Topping our Buzz Rankings, we imagine, registers a close second.
We kid, of course. Well, sort of.
Impressively, Blue held off a whole slew of the Toadies' fellow participants in the Homegrown bill this week — including The Baptist Genearals, Calhoun, Seryn, The Phuss, Mystery Skulls, Sam Lao, Goodnight Ned, Son of Stan and Sarah Jaffe, each of which made its way onto our chart. Additionally Son of Stan and Jaffe both confirmed the release of new albums this summer, Goodnight Ned released a brand new music video featuring a single off its own upcoming release and Sam Lao debuted a new music video.
But Homegrown wasn't the only festival game in town this week. To that end, performances at Plano's inaugural Suburbia Music Festival last weekend also helped acts including Midlake, Ishi, Larry g(EE), A.Dd+, Yung Nation, SoMo and The O's earn their own spots in this week's rankings.
Elsewhere, The Relatives earned a placement on FX's Fargo, Lisa Loeb and Parquet Courts similarly showed up on the small screen, and TEAM* released its second EP.
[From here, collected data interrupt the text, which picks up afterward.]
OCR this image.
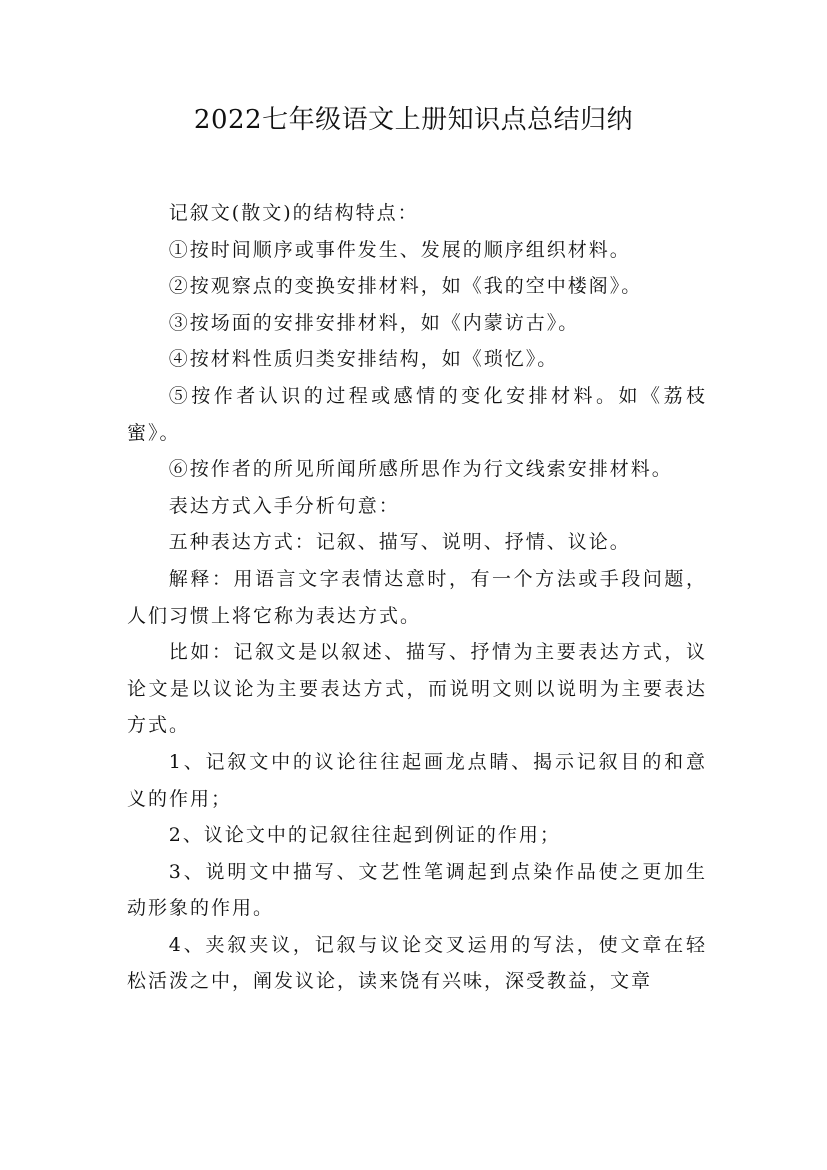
2022七年级语文上册知识点总结归纳

记叙文(散文)的结构特点：

①按时间顺序或事件发生、发展的顺序组织材料。

②按观察点的变换安排材料，如《我的空中楼阁》。

③按场面的安排安排材料，如《内蒙访古》。

④按材料性质归类安排结构，如《琐忆》。

⑤按作者认识的过程或感情的变化安排材料。如《荔枝蜜》。

⑥按作者的所见所闻所感所思作为行文线索安排材料。

表达方式入手分析句意：

五种表达方式：记叙、描写、说明、抒情、议论。

解释：用语言文字表情达意时，有一个方法或手段问题，人们习惯上将它称为表达方式。

比如：记叙文是以叙述、描写、抒情为主要表达方式，议论文是以议论为主要表达方式，而说明文则以说明为主要表达方式。

1、记叙文中的议论往往起画龙点睛、揭示记叙目的和意义的作用；

2、议论文中的记叙往往起到例证的作用；

3、说明文中描写、文艺性笔调起到点染作品使之更加生动形象的作用。

4、夹叙夹议，记叙与议论交叉运用的写法，使文章在轻松活泼之中，阐发议论，读来饶有兴味，深受教益，文章
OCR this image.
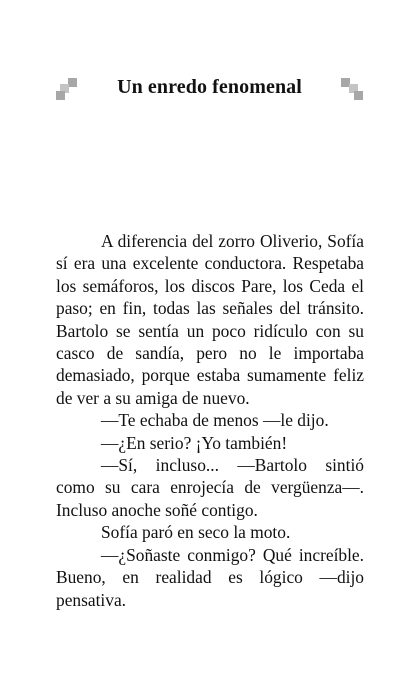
Un enredo fenomenal

A diferencia del zorro Oliverio, Sofía sí era una excelente conductora. Respetaba los semáforos, los discos Pare, los Ceda el paso; en fin, todas las señales del tránsito. Bartolo se sentía un poco ridículo con su casco de sandía, pero no le importaba demasiado, porque estaba sumamente feliz de ver a su amiga de nuevo.

—Te echaba de menos —le dijo.

—¿En serio? ¡Yo también!

—Sí, incluso... —Bartolo sintió como su cara enrojecía de vergüenza—. Incluso anoche soñé contigo.

Sofía paró en seco la moto.

—¿Soñaste conmigo? Qué increíble. Bueno, en realidad es lógico —dijo pensativa.
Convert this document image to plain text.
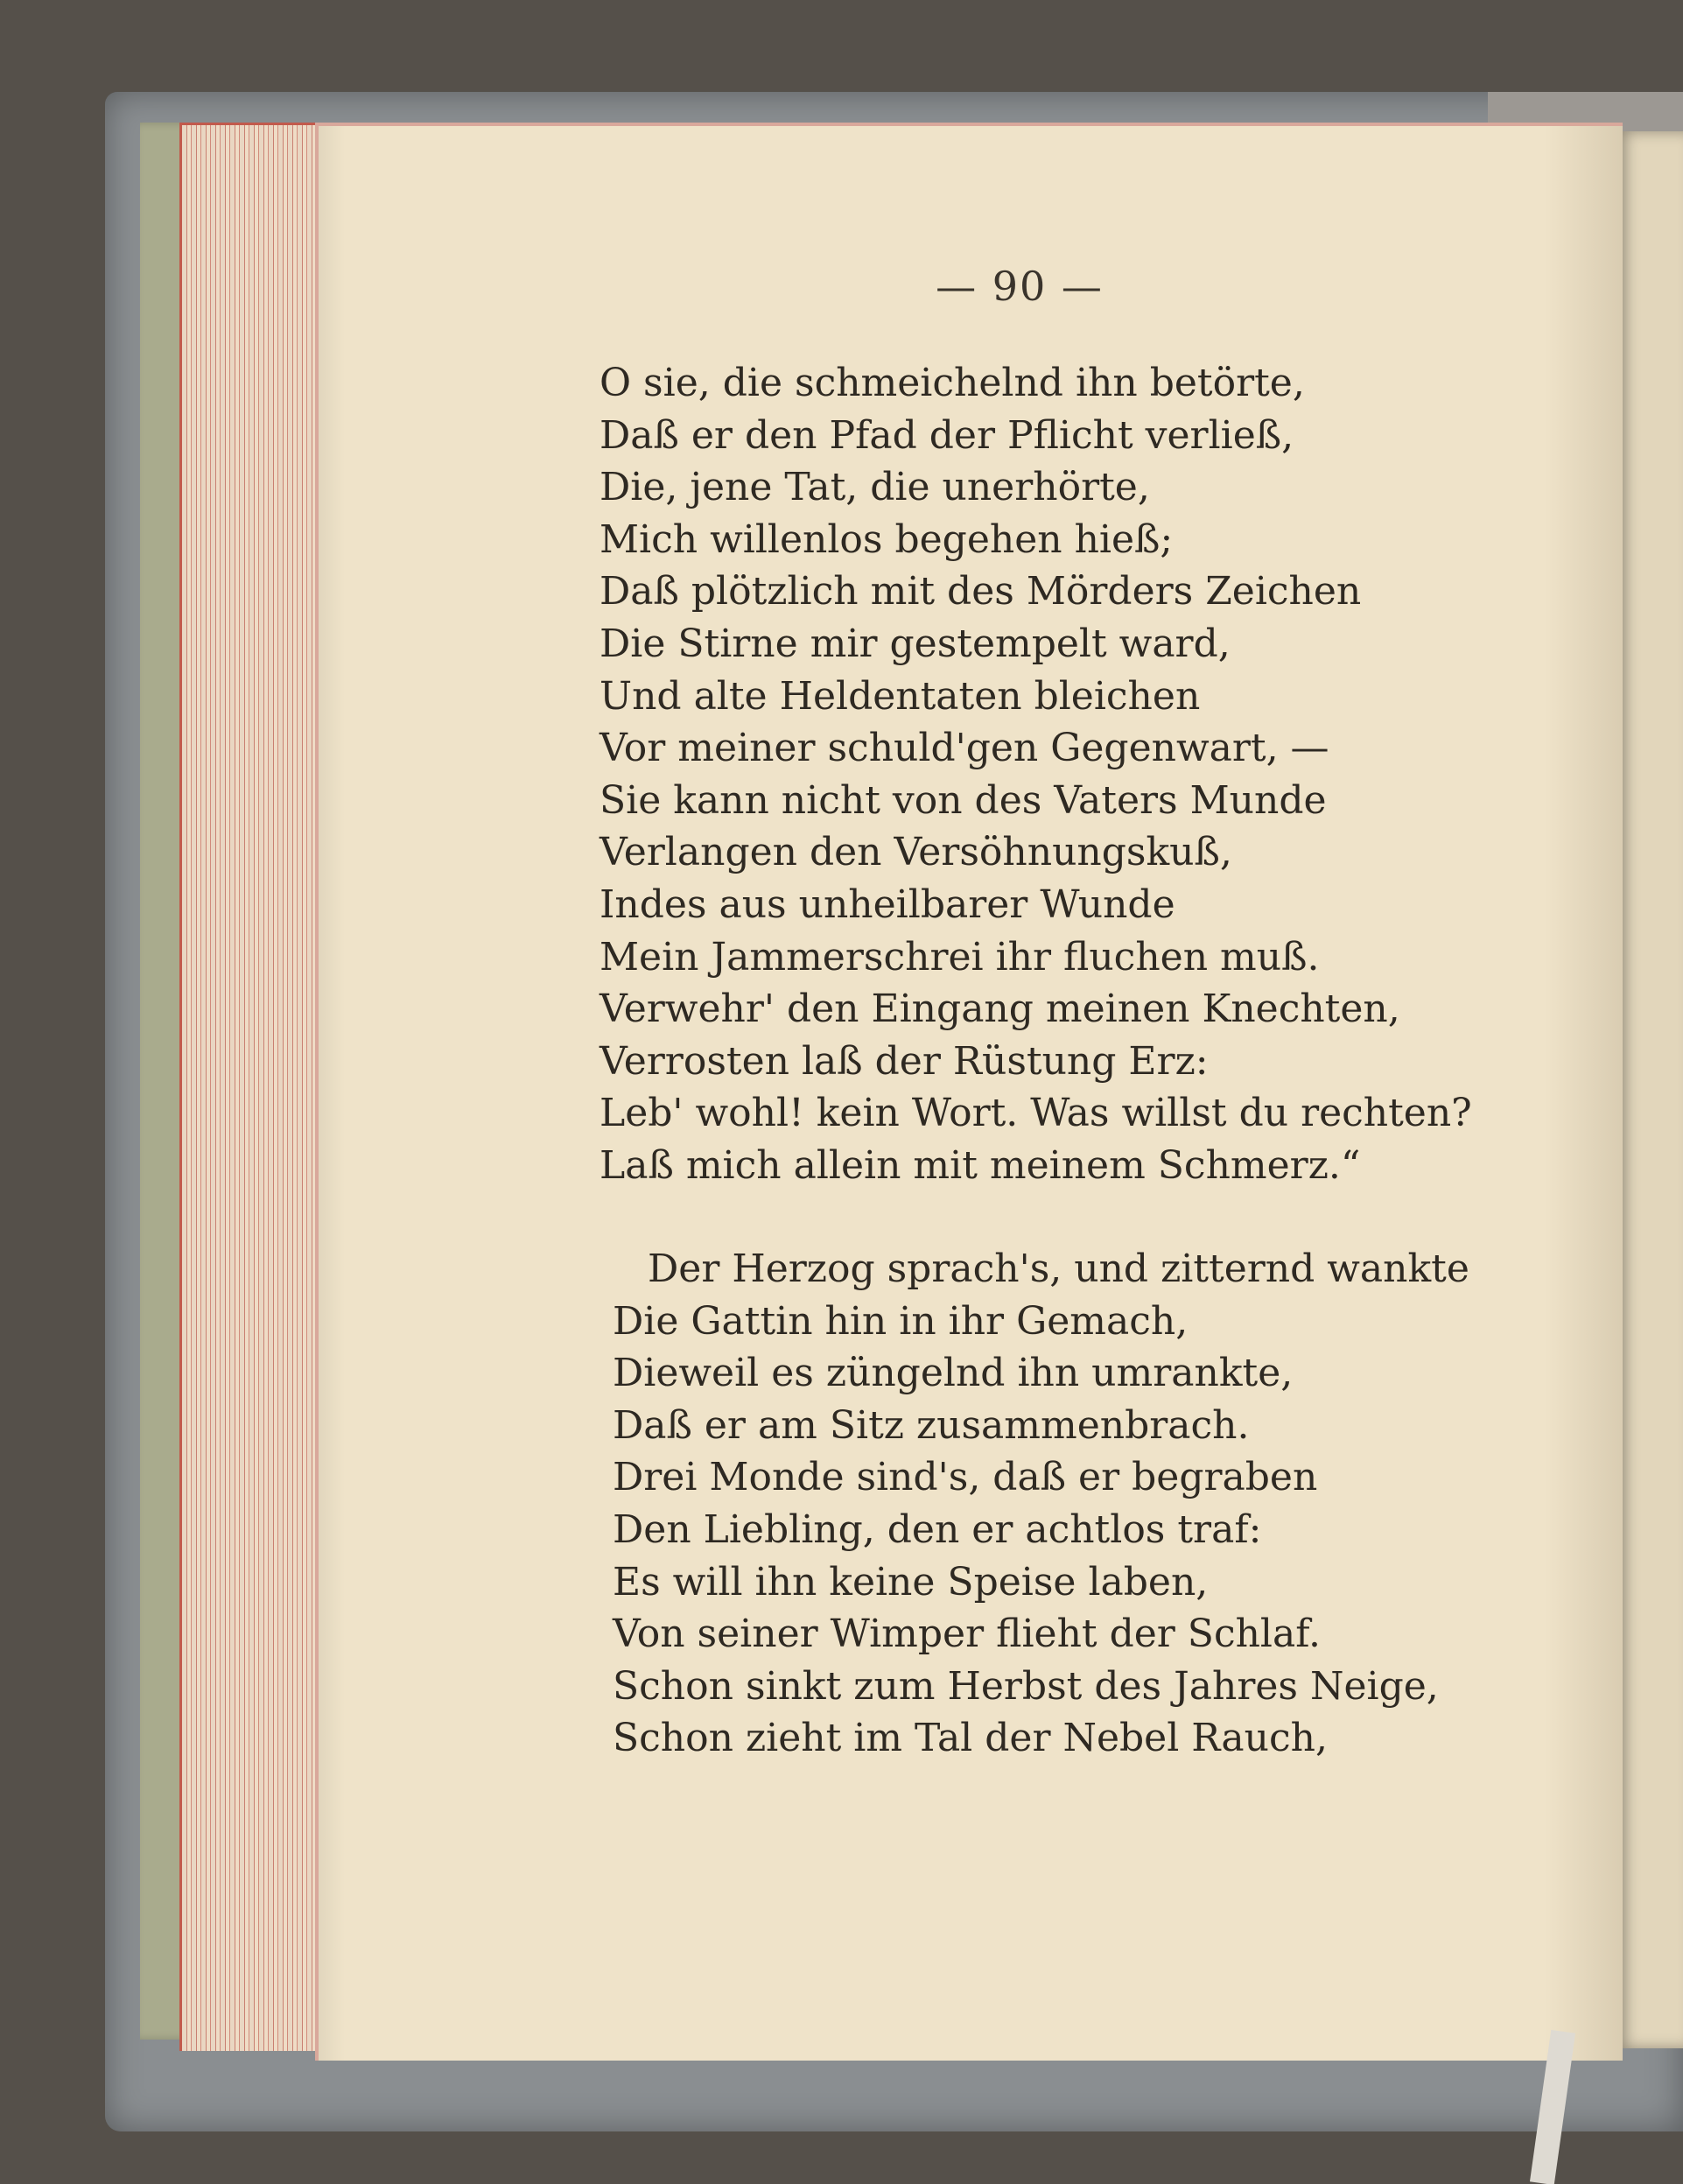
— 90 —
O sie, die schmeichelnd ihn betörte,
Daß er den Pfad der Pflicht verließ,
Die, jene Tat, die unerhörte,
Mich willenlos begehen hieß;
Daß plötzlich mit des Mörders Zeichen
Die Stirne mir gestempelt ward,
Und alte Heldentaten bleichen
Vor meiner schuld'gen Gegenwart, —
Sie kann nicht von des Vaters Munde
Verlangen den Versöhnungskuß,
Indes aus unheilbarer Wunde
Mein Jammerschrei ihr fluchen muß.
Verwehr' den Eingang meinen Knechten,
Verrosten laß der Rüstung Erz:
Leb' wohl! kein Wort. Was willst du rechten?
Laß mich allein mit meinem Schmerz.“
Der Herzog sprach's, und zitternd wankte
Die Gattin hin in ihr Gemach,
Dieweil es züngelnd ihn umrankte,
Daß er am Sitz zusammenbrach.
Drei Monde sind's, daß er begraben
Den Liebling, den er achtlos traf:
Es will ihn keine Speise laben,
Von seiner Wimper flieht der Schlaf.
Schon sinkt zum Herbst des Jahres Neige,
Schon zieht im Tal der Nebel Rauch,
(Also receiving votes this week: Robbie D. Love, Tidals, Bludded Head, True Widow, The Unlikely Candidates, Vulgar Fashion, Def Rain, Sealion, Deep Throat, Rude King, Reverend Horton Heat, Pinkish Black, Somebody's Darling, Panther Robe, Cutter, Dustin Cavazos, Slobberbone, Bummer Vacation, Quaker City Night Hawks, George Quartz, Telegraph Canyon, Jenny Robinson, Bethan, Whiskey Folk Ramblers, Chambers, Kaela Sinclair, and Psycho Pony.)